Carpal Tunnel Syndrome
This very common syndrome results from compression of a nerve, the Median Nerve, at the wrist. The nerve, along with a number of tendons, passes through a small tunnel at the wrist and then travels out to the fingers where it primarily supplies sensation. Swelling within the tunnel from many causes such as pregnancy, injury, overuse etc. may cause the nerve to become compressed resulting in the common symptoms of carpal tunnel syndrome, namely pain, tingling, and numbness. Treatment is often directed at making room for the nerve by a combination of rest, (which helps the swelling to go down), night splinting, (which holds the tunnel at it’s maximum size), and on occasion a cortisone injection into the carpal canal. Proper positioning of the hands and wrists at work can be very helpful in reducing swelling within the carpal tunnel. Anti-inflammatory agents are not generally useful other than for their analgesic effect.
When the symptoms of carpal tunnel syndrome are persistent and significant despite appropriate treatment, then surgical release of the carpal tunnel is the best treatment. The carpal tunnel is a ring made up mostly of bone with a band of taut fibrous tissue completing the ring. Cutting the band of fibrous tissue changes the tunnel from a tight ring to an open canal thereby releasing the pressure on the nerve and relieving the symptoms.
Frequently Asked Questions
Aren't cortisone injections harmful?
The cortisone injected into your wrist by the Hand Surgeon will work almost exclusively at the wrist, it will shrink down the tissue within the carpal tunnel over a period of several weeks thereby relieving pressure on the nerve. Unless the injection is directly into a tendon or the nerve, there should only be the side effects of swelling and pain which should last less than 48 hours, and occasional depigmentation, or loss of color of the skin in the area of the injection.
Don’t you need that band of fibrous tissue that is cut during the surgery?
The band is not necessary for normal use and function of the hand provided that the contents of the carpal tunnel are not overly disturbed at the time of surgery.
I have heard that carpal tunnel surgery does not work?
When the diagnosis is correct, and the patient truly has carpal tunnel syndrome, the surgery is almost always effective in relieving the symptoms from carpal tunnel syndrome, if done properly. Some patients will have other problems that prevent a full recovery after surgery. Such problems include diabetes, a pinched nerve in the neck, advanced age, or cases that have been allowed to progress to permanent numbness and atrophy of the hand.
Will the problem return if I go back to the same kind of work?

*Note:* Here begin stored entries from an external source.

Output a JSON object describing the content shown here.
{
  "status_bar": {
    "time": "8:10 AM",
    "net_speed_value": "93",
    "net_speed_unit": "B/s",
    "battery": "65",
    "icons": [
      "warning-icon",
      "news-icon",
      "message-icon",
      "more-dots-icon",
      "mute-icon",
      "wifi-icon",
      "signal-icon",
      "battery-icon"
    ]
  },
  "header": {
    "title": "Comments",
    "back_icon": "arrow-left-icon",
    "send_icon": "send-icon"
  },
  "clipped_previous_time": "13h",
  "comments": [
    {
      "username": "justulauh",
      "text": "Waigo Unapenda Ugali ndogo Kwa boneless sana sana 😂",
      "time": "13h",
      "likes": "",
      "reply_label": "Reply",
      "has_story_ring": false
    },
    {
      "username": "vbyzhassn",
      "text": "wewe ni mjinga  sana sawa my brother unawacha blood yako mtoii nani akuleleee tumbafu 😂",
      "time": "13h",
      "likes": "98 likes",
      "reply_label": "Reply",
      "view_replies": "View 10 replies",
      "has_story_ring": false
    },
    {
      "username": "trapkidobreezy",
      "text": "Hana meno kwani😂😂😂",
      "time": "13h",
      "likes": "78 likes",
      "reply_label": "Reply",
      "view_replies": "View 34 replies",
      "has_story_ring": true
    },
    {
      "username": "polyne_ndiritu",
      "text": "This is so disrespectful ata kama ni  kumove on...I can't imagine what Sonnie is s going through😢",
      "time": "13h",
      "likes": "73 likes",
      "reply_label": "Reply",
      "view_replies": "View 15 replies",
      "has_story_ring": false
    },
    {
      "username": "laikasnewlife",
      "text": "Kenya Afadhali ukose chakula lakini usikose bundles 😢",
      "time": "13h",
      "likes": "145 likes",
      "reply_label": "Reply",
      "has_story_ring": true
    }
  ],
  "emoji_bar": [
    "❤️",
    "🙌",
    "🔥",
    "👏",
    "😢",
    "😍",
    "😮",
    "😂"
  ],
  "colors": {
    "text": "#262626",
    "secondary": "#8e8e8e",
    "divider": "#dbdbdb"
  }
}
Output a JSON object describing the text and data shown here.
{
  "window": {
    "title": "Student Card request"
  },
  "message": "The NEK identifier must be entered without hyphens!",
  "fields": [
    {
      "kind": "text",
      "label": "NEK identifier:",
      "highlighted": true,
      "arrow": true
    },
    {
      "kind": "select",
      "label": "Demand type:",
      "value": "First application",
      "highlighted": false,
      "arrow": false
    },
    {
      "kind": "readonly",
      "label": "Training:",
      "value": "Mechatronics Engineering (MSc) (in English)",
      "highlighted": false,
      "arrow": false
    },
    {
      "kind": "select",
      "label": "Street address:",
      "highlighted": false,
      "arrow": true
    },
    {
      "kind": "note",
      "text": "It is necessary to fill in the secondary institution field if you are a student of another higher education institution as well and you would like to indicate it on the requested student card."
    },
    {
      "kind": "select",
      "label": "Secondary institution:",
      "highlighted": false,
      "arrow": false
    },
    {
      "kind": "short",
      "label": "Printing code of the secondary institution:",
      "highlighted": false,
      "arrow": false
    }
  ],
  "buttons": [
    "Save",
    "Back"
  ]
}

Once the tunnel has been released and the nerve is no longer squeezed, it is possible to resume normal activities without fear of the nerve being squeezed again, although repetitive activities are avoided for four weeks.
If I have surgery, how quickly will I be able to return to work?
Most patients are able to drive within the first few days, and return to light duty within the first week after surgery. Jobs that require prolonged typing are possible after four weeks, and if the job is heavy such as construction work or a mechanic, frequently six weeks is necessary before a return to full duty is possible.